An instrument panel, often known as a dashboard, is the component of a vehicle that contains instrumentation, gauges, and control surfaces. Generally speaking, the instrument panel is located at the front of a vehicle, or where the main control surfaces, — such as a steering wheel, airplane yoke, or handlebar — are located, Depending on the type of vehicle, this panel can be a simple design consisting of just a few basic gauges, indicator lights and controls to extremely complex and extensive panels.
The instrument panel is a critical and important component of any vehicle, whether it is an airplane, automobile, boat or motorcycle. The purpose of an instrument panel is to provide the operator with pertinent information needed to operate the vehicle successfully. Some of the more common gauges on instrument panels are speedometers, which measure the speed of a vehicle tachometers, which measure the amount of revolutions or the rotation speed of an engine; engine temperature gauges; and fuel gauges.
Depending on the type of vehicle, the instrumental panel may also consist of gauges that are unique to that specific type of vehicle. A boat or ship may have a water depth meter and a wind speed and wind direction meter. An automobile may have a tire pressure monitor or an open door warning light. An airplane or helicopter typically has an altimeter, which indicates altitude, and pitch, yaw and roll indicators that show the level of rotation along its three main axes.
On an airplane or helicopter, the instrument panel not only provides the pilot with basic information, but the instrumentation is often critical for the safe operation of an airplane. In bad weather conditions, or when visibility is poor, a pilot is often not able to rely on his vision alone to fly the aircraft. When “flying blind,” an aircraft’s instruments enable a pilot to navigate successfully with limited or no visual cues. In fact, an important element of a pilot’s training program is learning when to trust the instruments of the aircraft over what is visible with the eyes.
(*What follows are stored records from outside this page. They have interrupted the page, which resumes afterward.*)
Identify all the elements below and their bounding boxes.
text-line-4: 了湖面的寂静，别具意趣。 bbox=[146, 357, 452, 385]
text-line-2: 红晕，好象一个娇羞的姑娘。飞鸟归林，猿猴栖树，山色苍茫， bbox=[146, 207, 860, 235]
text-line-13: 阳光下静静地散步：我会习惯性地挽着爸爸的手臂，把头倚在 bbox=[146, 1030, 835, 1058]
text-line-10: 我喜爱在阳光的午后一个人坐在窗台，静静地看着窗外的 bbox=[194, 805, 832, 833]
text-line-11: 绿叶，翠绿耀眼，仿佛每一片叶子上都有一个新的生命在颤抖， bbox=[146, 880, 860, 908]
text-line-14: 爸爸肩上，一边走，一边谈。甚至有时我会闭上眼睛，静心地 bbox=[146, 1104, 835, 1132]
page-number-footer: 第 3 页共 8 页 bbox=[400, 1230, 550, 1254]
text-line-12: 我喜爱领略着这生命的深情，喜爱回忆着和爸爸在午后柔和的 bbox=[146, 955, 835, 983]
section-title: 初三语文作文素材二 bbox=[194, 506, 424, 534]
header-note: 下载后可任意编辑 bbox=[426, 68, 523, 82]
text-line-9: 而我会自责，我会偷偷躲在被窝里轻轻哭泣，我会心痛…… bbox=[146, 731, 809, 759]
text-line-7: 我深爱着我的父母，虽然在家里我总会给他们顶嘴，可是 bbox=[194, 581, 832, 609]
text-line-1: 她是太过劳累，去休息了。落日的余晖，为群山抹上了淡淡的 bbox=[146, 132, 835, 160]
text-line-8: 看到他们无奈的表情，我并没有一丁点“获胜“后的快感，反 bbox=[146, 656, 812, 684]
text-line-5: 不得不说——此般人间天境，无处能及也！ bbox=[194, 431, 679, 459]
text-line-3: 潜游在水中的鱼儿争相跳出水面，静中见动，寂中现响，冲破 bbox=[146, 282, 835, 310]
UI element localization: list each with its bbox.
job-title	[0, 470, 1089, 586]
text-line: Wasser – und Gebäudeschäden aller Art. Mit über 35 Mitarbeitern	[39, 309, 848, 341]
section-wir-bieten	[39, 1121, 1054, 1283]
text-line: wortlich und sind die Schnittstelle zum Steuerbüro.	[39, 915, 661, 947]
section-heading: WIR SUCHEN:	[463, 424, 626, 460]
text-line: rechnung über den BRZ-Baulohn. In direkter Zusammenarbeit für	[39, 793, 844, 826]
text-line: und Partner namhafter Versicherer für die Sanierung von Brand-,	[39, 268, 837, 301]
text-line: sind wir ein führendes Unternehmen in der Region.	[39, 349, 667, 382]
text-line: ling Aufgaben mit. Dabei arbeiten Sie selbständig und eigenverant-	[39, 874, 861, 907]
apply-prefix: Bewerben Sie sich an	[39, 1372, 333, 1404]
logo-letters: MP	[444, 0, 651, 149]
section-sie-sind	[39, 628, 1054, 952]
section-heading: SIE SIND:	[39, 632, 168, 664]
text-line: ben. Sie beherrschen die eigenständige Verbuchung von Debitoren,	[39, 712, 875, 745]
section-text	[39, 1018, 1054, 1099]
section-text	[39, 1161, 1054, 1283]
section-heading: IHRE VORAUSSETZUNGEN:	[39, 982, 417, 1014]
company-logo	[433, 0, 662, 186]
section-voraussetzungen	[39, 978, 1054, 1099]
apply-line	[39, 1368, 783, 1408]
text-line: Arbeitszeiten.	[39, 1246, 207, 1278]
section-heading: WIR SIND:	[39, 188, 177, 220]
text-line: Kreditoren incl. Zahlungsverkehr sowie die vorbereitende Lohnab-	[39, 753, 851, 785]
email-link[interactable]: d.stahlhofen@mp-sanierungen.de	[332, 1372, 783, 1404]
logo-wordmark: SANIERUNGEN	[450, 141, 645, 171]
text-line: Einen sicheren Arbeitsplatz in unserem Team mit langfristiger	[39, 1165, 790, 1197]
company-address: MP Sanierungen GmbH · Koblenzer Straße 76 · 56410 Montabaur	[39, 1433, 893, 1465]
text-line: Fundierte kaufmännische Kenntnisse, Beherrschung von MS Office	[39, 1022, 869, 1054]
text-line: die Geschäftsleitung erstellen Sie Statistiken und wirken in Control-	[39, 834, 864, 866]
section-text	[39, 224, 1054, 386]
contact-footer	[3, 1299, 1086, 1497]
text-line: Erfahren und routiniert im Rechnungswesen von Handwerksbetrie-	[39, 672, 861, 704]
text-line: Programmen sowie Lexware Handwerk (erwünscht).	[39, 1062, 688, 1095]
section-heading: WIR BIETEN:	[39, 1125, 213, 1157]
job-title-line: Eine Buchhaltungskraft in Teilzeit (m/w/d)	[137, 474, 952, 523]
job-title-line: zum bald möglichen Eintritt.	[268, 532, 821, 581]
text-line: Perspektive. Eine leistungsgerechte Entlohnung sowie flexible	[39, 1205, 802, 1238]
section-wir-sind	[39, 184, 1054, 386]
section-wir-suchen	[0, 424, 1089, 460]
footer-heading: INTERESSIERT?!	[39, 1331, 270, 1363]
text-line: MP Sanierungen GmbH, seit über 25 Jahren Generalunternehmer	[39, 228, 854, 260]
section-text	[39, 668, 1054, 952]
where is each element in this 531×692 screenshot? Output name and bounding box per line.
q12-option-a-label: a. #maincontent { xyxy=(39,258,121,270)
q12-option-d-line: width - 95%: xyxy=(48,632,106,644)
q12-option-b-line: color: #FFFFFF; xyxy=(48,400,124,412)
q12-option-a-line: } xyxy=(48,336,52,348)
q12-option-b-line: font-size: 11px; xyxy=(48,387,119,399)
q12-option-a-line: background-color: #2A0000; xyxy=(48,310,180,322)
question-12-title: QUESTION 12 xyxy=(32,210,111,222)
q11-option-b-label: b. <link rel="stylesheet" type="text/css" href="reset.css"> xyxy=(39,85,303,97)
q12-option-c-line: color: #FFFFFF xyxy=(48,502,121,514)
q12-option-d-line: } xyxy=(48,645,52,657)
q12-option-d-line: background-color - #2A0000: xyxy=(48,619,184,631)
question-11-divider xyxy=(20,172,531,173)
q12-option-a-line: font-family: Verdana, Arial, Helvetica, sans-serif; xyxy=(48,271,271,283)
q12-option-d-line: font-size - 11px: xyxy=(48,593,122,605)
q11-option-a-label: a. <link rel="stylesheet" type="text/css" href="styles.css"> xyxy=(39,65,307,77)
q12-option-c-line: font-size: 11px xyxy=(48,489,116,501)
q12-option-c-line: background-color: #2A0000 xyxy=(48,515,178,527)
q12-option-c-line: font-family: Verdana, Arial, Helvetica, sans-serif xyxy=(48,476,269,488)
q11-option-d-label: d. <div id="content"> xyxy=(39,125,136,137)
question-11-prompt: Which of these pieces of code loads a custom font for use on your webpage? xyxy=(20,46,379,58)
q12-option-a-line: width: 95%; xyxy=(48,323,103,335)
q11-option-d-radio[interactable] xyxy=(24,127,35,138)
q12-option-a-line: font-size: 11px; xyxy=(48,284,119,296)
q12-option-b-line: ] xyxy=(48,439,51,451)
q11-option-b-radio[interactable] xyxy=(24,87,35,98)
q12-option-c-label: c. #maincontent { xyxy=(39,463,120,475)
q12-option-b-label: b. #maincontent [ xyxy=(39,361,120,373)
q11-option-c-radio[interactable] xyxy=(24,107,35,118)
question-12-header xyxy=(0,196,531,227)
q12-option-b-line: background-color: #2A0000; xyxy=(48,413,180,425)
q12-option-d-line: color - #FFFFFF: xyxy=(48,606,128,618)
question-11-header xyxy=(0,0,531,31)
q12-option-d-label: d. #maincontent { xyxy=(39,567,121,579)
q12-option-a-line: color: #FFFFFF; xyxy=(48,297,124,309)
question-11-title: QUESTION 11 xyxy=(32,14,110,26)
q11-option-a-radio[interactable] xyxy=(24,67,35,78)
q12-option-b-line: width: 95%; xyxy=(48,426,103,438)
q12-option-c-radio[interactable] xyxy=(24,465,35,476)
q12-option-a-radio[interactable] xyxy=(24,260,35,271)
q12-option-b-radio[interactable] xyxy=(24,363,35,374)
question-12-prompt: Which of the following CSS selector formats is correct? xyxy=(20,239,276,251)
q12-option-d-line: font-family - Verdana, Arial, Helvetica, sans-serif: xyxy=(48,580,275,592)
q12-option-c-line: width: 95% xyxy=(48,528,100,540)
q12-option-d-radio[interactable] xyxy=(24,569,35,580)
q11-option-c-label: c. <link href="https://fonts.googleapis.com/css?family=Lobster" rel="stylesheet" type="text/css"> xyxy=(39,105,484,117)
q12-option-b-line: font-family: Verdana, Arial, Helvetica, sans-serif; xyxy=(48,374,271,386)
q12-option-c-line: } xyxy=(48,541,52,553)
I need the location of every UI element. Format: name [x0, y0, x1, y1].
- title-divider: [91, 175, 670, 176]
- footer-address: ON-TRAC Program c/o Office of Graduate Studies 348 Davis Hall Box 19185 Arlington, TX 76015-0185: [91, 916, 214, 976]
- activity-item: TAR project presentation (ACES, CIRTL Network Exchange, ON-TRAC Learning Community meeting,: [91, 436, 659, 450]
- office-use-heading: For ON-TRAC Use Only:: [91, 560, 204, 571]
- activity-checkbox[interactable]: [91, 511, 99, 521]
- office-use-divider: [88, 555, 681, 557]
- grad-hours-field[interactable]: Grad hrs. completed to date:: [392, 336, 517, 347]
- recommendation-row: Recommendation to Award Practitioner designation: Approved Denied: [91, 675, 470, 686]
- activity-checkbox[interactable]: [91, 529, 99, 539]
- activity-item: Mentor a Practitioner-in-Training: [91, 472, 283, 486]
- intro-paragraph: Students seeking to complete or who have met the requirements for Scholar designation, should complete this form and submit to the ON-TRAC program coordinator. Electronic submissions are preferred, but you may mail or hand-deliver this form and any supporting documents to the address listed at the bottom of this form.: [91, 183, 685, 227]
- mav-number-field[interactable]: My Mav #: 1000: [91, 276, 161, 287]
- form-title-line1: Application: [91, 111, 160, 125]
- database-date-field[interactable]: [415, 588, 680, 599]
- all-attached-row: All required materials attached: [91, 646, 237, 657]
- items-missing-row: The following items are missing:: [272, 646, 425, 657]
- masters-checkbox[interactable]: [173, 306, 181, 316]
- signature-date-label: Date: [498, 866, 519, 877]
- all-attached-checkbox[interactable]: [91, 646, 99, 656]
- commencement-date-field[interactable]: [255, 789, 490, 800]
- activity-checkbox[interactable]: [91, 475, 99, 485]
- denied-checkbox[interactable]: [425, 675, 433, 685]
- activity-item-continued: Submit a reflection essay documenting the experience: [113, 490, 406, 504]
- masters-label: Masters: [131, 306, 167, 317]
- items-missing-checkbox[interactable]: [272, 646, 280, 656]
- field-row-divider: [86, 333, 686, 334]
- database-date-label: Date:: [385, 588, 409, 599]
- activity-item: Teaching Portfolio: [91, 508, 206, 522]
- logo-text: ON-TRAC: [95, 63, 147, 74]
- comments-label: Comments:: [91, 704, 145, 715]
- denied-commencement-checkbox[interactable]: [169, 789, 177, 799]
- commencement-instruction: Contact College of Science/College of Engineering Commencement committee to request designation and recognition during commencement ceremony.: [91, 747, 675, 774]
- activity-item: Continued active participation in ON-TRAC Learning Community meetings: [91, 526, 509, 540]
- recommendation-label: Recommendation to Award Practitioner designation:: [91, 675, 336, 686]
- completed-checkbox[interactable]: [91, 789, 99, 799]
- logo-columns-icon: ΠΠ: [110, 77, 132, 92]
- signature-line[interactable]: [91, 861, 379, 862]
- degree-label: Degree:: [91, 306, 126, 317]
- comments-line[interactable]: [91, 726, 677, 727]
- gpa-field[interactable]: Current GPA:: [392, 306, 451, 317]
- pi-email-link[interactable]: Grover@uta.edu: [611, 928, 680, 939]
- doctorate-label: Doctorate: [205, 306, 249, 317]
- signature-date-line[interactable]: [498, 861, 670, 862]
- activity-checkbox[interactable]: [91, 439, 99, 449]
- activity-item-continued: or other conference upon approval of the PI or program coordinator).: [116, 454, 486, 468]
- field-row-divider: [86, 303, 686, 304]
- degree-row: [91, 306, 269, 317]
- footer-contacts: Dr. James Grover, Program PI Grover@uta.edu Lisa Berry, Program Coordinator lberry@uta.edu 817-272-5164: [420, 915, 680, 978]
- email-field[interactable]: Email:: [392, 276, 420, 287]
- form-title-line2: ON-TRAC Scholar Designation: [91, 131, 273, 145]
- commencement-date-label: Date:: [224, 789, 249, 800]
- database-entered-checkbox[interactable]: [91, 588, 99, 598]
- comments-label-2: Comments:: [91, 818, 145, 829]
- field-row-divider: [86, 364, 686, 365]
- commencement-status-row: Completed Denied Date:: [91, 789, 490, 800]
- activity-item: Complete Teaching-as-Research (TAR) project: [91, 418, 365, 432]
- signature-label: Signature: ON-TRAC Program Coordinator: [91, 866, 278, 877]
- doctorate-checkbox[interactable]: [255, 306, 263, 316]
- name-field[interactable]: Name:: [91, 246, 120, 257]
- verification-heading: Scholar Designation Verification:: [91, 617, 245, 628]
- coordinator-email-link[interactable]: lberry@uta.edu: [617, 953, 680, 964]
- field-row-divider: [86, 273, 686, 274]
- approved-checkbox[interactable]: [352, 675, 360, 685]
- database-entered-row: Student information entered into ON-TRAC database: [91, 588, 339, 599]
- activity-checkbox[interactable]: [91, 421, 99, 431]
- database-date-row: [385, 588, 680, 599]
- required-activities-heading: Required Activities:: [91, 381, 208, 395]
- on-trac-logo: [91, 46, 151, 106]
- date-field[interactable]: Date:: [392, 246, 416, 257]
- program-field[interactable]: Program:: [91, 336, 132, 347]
Whatever the vehicle, it is extremely important that the operator know exactly what type of information is displayed on the instrument panel and what that information means. It is also essential that vehicle operators heed the information presented by the instrumentation on their vehicle. The most advanced sensors and indicators are of no use if a driver does not know what the warning means, or chooses to ignore it. Vehicle manufacturers produce extensive manuals so that vehicle operators are informed about the specific details about their vehicle’s instrument panel.